JERUSALEM -- An Arab attacker armed with a gun and a knife opened fire in a southern Israel bus station Sunday, police said, killing an Israeli soldier and wounding 10 people in one of the boldest attacks yet in a monthlong wave of violence. The attack came as Israel tightened security around the country, highlighted by the construction of a barrier separating Jewish and Arab neighborhoods in east Jerusalem. In Sunday night's attack, police said the Arab assailant entered the central bus station in the southern city of Beersheba and began shooting and stabbing people. They said an Israeli soldier was killed, five police were slightly wounded, and five civilians were wounded to varying degrees.
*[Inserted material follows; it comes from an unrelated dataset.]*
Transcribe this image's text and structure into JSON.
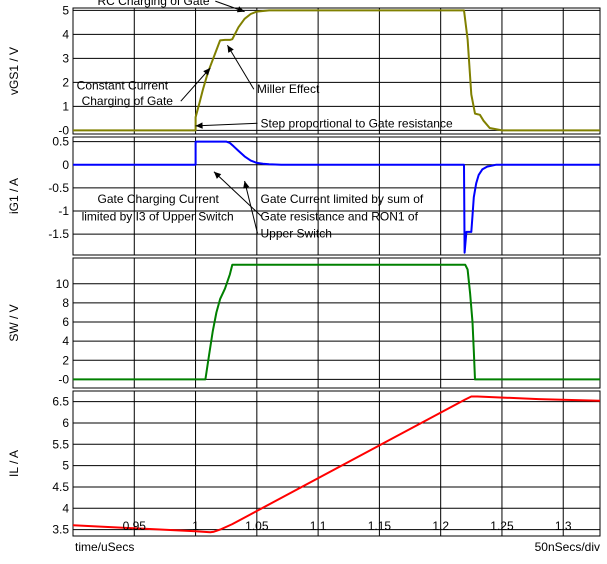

WASHINGTON -- The chairman of the panel investigating the deadly 2012 Benghazi attacks said Sunday new information reveals a "total disconnect" between the security needs of U.S. personnel on the ground and the political priorities of Hillary Rodham Clinton's State Department staff in Washington. Rep. Trey Gowdy, R-S.C., described emails from Ambassador Chris Stevens to the State Department requesting more security almost from the moment he arrived in Libya. The request virtually crossed paths with one Clinton's staff sent to Stevens, asking the new ambassador to read and respond to an email from a Clinton confidant, according to Gowdy. At another point, Clinton aide Victoria Nuland asked Stevens for advice on "public messaging" on the increasingly dangerous situation in the region, Gowdy said. "He didn't need help with (public relations), and he was asking for more security," Gowdy said on CBS' "Face the Nation." Gowdy refused to release the emails on Sunday.
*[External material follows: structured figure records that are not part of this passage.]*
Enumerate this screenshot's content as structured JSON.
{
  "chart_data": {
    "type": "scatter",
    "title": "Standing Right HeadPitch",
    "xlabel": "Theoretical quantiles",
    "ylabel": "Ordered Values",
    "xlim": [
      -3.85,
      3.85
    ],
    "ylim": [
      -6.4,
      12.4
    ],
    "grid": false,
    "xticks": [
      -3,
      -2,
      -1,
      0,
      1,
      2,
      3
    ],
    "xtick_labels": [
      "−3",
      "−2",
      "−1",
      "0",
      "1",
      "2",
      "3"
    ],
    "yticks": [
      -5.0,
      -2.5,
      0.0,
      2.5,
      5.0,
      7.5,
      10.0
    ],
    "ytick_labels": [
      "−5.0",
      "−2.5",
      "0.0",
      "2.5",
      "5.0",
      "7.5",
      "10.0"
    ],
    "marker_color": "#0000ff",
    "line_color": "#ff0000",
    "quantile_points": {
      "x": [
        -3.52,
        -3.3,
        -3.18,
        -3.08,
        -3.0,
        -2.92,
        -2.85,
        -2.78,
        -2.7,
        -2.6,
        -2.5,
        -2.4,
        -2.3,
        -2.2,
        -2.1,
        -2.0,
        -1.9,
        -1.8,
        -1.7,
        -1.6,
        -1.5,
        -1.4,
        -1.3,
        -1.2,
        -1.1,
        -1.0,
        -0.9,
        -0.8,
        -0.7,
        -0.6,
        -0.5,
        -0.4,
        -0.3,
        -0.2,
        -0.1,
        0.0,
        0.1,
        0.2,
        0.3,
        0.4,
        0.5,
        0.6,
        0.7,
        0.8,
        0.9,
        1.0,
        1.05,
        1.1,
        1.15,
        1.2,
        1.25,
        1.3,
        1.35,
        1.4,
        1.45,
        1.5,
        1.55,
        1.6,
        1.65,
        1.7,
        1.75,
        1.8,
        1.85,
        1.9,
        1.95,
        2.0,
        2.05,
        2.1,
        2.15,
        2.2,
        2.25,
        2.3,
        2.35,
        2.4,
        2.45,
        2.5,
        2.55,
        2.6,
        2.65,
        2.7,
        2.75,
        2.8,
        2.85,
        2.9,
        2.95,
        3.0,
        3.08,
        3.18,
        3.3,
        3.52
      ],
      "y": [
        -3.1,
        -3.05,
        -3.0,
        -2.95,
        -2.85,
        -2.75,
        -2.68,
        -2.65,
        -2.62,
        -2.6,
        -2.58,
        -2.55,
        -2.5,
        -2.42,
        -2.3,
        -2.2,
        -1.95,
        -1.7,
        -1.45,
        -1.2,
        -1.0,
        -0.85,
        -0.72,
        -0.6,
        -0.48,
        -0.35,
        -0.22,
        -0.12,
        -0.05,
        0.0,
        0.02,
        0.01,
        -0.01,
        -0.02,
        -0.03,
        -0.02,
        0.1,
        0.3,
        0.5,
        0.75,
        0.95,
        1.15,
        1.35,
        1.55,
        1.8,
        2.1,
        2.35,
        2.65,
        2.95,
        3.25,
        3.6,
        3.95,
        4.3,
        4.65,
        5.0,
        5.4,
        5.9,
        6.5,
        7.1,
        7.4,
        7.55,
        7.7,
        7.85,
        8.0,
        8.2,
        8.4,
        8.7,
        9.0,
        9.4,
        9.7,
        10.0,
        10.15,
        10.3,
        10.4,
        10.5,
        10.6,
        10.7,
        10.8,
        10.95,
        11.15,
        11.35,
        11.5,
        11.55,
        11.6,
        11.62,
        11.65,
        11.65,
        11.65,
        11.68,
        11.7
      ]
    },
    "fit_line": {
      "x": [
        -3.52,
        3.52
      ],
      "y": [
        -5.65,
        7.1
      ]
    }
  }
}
OPATOVAC, Croatia -- Tension was building among thousands of migrants as they remained stranded in fog and cold weather in the Balkans on Sunday in their quest to reach a better life in Western Europe, a day after Hungary closed its border with Croatia and the flow of people was redirected to a much slower route via Slovenia. Tiny Slovenia has said it will take in only 2,500 people a day, stalling the movement of people as they fled their countries in the Middle East, Asia and Africa. On Saturday, more than 6,000 people reached Croatia, but most of them were stuck in the country as well as in neighboring Serbia on Sunday -- and thousands kept arriving.